Lawmakers have filed a bill to declare all low-tide elevations and high-tide features, and an area of three nautical miles around the Kalayaan Island Group (KIG) and Scarborough Shoal as a Marine Protected Area (MPA).

Palawan Rep. Edward Hagedorn said Bill No. 6373 is seen to strengthen the protection and preservation of the atolls, coral reefs, and other vital marine resources in the area.

Hagedorn said the protection of the environment and natural resources in the West Philippine Sea should also be prioritized by the Philippines.

“We must learn to cooperate as one region in the protection of our natural resources while we settle the territorial disputes in the West Philippine Sea. The protection of the rich marine resources and environment of the West Philippine Sea is a shared interest and responsibility of all adjoining states around the South China Sea which should be a guiding policy for all of us in the region,” he said.

“We all stand to gain or to lose depending on the outcome of our collective actions while we settle our territorial disputes. Through this bill, we hope for the Philippines to help initiate and spark this regional cooperation,” he added.

Palawan First District Rep. Edgardo Salvame and Palawan Second District Rep. Jose Chavez Alvarez also co-authored the HB 6373.

The bill cited Republic Act No. 11038 or the Expanded National Integrated Protected Areas

System Act of 2018 and the Arbitral Ruling in seeking to declare the said areas as a Marine Protected Area.

The explanatory note also cited a 2012 study by Rudolf de Groot, et. al., which stated that coral reefs are our “single most valuable ecosystem.”

“A hectare, or about 2.5 acres, of reef can produce a potential value of approximately US $350,000 a year.

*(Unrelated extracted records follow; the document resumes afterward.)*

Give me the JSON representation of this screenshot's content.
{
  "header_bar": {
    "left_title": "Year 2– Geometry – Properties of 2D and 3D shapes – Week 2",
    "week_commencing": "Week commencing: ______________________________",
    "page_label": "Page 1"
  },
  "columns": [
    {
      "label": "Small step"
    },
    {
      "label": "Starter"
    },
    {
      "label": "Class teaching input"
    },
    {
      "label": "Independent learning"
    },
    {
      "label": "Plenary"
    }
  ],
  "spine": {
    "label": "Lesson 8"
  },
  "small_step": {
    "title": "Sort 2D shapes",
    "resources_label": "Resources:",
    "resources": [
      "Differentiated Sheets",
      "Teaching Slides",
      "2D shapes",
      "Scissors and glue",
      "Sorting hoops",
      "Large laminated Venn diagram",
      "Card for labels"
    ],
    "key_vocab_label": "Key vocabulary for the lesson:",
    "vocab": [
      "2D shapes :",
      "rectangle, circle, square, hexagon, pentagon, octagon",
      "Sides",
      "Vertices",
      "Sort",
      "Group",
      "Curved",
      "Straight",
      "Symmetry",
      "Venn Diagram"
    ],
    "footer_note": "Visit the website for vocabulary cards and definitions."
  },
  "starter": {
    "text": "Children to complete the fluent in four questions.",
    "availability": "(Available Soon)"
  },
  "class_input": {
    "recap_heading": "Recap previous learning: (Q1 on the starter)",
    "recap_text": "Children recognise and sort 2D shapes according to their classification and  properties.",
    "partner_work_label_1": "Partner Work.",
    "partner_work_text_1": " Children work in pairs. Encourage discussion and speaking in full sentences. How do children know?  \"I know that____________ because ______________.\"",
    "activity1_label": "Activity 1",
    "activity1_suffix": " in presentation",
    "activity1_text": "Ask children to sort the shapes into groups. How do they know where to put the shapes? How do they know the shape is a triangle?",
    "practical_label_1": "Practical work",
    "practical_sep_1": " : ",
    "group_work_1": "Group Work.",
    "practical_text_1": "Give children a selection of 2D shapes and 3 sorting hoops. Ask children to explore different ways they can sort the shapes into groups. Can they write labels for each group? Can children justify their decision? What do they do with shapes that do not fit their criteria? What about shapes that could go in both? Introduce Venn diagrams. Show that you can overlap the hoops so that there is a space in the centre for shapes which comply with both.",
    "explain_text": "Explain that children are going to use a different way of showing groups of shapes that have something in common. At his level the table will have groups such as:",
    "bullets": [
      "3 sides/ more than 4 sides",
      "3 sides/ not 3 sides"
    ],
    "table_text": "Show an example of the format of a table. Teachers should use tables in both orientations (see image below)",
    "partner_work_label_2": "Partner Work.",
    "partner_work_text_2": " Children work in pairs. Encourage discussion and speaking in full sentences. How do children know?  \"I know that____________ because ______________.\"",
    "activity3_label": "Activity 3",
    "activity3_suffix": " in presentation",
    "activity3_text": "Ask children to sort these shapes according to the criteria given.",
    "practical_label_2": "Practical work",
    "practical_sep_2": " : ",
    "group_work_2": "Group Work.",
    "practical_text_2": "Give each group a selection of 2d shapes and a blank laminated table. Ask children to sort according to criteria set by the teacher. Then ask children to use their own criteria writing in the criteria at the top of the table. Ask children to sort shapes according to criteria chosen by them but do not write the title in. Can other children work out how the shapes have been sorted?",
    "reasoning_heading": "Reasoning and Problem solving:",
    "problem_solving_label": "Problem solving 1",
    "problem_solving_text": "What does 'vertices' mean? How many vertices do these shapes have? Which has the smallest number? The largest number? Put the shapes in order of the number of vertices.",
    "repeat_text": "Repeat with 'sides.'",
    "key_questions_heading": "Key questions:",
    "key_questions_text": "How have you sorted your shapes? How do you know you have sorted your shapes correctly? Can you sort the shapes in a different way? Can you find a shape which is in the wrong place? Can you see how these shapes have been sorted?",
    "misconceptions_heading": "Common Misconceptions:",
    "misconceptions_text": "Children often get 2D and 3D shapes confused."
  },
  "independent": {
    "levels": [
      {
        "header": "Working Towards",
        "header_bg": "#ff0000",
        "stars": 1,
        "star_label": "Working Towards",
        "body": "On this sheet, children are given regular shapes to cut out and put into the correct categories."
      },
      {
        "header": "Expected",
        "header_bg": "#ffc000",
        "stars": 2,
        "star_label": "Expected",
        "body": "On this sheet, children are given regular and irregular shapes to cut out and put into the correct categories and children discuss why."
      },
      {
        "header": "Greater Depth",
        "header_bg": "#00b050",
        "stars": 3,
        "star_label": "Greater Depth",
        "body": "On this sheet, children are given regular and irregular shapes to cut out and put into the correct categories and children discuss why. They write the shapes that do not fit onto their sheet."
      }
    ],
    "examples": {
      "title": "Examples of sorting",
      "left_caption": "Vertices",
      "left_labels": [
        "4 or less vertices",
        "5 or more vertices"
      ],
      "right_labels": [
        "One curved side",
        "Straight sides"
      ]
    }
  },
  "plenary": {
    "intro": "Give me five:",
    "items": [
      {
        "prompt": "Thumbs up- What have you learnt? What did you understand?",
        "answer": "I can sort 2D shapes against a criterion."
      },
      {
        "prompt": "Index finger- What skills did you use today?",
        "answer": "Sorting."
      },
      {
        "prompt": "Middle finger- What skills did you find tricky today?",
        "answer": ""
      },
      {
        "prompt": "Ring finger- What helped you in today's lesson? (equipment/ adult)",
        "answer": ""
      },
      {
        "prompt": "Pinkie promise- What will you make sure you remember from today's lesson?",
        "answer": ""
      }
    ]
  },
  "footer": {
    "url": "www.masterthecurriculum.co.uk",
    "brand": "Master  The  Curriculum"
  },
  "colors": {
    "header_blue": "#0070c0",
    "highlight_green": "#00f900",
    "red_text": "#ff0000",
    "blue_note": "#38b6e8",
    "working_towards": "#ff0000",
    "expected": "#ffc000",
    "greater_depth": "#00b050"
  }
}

The coral reefs in the Spratlys, which serve as the breeding ground of fish in the South China Sea, comprise 34 percent of the world’s total coral reefs, despite the South China Sea occupying only 2.5 percent of world’s total ocean and sea surface,” it read.

“As such, the South China Sea is one of the richest marine areas in the world which is the home to diverse marine ecosystems with over 3,000 species of fish and 600 species of coral reef,” it added.

The explanatory note also mentioned how some activities by surrounding states borne out of territorial disputes like overfishing, poaching, and large-scale ocean filling or reclamation, among others, led to significant environmental degradation in the area.